Me again... Steve, re: McCarry - I wonder if he used this incident as a seed for his plot device. Sounds like a good read...
Also - a misspelling on my part - it's Afghanistan, dang it!

Steve Bodio said...

John-- you know, you might just have it. McCarry is deeply connected in the intelligence community, and encountered falconry when he was a spook in Morocco. Both the McCarry and the Kossack paranoia may have the same roots.

It's a fun book if not his best. Like most sane humans, he thinks 'most everybody is dumb...

dr. hypercube said...

On (funny) matters deep-coverish - I read this yesterday.

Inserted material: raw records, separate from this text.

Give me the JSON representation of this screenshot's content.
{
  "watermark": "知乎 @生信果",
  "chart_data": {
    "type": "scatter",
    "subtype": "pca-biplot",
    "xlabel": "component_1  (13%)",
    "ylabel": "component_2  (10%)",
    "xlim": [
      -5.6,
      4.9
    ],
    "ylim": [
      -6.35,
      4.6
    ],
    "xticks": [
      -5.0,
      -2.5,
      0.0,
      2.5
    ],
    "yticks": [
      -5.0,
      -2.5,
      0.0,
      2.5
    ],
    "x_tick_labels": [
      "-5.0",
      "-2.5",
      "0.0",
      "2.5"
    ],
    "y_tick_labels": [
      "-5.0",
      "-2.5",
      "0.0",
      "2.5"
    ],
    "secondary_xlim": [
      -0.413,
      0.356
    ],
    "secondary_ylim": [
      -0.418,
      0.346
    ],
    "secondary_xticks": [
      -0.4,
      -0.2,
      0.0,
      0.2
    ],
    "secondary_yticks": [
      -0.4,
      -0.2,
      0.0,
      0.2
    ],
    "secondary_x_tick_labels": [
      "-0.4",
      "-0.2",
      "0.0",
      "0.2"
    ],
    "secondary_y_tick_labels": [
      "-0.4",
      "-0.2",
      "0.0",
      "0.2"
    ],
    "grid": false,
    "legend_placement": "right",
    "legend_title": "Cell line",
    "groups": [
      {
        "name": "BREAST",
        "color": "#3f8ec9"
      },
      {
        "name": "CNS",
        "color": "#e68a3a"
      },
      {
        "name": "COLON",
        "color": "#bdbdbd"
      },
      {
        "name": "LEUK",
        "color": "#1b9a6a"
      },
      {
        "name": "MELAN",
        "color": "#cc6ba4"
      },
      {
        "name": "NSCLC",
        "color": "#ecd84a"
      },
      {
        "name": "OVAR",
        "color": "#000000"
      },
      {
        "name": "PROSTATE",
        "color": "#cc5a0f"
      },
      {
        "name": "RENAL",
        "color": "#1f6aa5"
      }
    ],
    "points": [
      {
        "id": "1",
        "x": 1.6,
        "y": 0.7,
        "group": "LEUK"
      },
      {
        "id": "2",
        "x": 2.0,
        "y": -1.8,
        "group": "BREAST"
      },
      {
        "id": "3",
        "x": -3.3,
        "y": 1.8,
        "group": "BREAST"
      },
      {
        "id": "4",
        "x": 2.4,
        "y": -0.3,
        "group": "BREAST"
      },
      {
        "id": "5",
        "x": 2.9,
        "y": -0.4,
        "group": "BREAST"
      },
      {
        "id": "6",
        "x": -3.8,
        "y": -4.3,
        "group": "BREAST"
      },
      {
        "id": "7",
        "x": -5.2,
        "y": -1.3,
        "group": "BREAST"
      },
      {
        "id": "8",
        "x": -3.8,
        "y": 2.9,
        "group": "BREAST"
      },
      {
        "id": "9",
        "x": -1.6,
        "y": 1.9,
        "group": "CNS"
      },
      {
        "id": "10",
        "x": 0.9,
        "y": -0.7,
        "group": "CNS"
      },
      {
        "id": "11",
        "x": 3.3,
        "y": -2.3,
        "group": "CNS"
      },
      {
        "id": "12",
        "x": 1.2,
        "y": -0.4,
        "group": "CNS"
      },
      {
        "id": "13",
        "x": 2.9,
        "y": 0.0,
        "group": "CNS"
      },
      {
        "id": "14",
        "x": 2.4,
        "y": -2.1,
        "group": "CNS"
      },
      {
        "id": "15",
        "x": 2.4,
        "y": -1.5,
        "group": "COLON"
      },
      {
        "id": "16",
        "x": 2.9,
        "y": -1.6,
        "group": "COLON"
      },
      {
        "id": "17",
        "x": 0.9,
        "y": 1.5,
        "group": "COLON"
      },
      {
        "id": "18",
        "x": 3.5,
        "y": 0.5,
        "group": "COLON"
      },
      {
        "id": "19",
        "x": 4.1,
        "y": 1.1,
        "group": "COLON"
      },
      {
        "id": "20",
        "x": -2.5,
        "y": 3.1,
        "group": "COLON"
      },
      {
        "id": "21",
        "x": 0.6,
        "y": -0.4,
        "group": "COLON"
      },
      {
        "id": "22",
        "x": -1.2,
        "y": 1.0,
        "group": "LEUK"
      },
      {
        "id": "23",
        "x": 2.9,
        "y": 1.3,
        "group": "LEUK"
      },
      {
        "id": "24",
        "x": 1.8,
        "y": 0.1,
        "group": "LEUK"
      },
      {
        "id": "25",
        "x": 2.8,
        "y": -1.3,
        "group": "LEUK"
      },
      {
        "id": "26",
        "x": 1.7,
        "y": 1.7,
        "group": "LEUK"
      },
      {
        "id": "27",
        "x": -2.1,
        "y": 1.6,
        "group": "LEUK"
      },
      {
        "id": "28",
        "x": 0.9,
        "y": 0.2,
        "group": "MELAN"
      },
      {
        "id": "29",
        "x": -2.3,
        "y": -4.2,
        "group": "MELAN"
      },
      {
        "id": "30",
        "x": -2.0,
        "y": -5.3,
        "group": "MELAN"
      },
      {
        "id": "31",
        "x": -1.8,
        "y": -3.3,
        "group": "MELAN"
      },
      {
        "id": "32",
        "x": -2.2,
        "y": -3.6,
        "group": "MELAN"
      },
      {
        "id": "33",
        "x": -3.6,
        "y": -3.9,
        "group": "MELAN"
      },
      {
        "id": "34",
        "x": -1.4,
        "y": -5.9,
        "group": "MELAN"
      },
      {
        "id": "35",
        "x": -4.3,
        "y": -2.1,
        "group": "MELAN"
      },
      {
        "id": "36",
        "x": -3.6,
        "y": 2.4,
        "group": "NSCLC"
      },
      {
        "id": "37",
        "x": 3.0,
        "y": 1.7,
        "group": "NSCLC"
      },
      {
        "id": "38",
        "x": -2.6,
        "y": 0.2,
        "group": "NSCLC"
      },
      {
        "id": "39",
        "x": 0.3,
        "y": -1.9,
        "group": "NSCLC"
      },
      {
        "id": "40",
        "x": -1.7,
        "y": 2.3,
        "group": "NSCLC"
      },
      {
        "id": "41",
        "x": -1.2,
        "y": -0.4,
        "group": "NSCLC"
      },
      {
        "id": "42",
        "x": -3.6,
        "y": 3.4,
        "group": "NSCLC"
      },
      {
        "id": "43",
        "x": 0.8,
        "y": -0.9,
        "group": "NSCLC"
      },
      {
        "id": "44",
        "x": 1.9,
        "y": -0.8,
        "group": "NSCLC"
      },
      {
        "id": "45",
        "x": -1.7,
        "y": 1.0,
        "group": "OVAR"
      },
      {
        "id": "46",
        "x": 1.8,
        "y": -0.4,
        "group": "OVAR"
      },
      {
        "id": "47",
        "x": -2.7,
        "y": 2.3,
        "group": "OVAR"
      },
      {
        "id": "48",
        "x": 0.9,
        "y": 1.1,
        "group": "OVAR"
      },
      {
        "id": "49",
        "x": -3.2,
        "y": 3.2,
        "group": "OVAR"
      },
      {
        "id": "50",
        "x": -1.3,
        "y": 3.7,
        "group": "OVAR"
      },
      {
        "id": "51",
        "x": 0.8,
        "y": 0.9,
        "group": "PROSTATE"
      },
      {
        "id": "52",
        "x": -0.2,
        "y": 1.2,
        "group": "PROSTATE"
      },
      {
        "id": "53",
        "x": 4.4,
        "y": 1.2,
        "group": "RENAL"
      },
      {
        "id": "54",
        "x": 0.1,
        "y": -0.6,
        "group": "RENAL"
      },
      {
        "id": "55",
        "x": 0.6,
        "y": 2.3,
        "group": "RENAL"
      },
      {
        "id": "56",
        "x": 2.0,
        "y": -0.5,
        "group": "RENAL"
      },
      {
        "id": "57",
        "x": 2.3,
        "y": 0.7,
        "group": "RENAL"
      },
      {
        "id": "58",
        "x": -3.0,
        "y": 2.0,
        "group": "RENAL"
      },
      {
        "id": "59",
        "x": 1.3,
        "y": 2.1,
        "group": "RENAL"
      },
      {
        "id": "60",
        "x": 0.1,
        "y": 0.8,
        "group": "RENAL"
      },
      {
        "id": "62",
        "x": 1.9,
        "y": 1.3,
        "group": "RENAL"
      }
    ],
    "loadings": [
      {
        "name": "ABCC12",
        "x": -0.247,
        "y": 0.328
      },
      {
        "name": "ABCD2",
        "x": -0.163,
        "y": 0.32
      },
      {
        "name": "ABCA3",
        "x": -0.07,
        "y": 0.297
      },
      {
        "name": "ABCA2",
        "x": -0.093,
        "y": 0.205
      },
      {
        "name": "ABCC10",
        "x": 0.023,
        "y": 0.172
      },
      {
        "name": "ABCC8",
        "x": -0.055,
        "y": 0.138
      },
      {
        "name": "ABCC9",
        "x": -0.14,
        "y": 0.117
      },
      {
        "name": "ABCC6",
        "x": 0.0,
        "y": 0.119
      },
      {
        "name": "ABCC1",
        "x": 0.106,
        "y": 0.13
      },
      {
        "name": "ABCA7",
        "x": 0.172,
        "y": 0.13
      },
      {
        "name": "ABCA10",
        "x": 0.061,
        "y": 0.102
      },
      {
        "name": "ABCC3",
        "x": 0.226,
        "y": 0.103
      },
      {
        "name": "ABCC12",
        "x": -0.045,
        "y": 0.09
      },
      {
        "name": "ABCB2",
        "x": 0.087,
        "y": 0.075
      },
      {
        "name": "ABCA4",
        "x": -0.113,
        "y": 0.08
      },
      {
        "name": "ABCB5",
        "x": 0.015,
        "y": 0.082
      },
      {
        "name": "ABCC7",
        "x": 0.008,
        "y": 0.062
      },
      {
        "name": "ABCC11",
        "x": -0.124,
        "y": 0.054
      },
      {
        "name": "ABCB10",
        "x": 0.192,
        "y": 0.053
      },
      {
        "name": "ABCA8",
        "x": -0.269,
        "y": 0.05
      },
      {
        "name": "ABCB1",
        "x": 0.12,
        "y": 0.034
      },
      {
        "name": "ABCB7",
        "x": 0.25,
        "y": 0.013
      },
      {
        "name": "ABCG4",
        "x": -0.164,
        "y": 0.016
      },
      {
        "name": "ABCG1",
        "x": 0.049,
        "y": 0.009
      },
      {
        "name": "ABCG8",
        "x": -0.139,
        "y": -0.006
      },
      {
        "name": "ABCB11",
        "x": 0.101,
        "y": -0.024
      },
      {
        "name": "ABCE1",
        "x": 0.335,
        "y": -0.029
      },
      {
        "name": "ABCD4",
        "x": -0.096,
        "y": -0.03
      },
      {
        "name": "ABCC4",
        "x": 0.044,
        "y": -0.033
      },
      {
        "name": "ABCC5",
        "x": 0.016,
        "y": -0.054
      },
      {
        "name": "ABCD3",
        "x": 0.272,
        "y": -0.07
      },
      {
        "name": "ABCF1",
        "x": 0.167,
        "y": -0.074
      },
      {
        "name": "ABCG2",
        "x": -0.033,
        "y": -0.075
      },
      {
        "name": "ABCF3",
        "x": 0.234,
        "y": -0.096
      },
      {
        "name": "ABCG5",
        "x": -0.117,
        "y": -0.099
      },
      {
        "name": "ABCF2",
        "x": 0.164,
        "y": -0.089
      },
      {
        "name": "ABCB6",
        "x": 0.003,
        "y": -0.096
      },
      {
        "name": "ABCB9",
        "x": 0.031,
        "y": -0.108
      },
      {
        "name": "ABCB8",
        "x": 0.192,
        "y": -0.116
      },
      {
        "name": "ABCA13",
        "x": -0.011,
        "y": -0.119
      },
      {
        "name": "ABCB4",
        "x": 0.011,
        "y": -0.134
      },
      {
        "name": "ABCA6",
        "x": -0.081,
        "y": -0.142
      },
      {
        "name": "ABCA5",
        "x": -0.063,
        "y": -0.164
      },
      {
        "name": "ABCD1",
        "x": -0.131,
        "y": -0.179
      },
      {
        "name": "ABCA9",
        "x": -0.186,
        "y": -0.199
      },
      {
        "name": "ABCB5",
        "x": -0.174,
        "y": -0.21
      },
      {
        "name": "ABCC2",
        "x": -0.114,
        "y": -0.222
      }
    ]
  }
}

It took me a minute to figure out who 'Toxic' is - then I laughed... Forwarded the link to a friend - got a reply back - a pointer to the always reliable News of the World. Check para 5 - it caused my head to explode. Life imitates - well, I don't know what it imitates, but I'm starting to think I've been plopped into the middle of a surrealist performance piece!

Steve Bodio said...

"In her crazier moments she's even been threatening to fake her own death to start a new life with him in Pakistan."


mdmnm said...

I keep waiting for someone to post and say "cool title, I remember that book!" Since no one has- I will.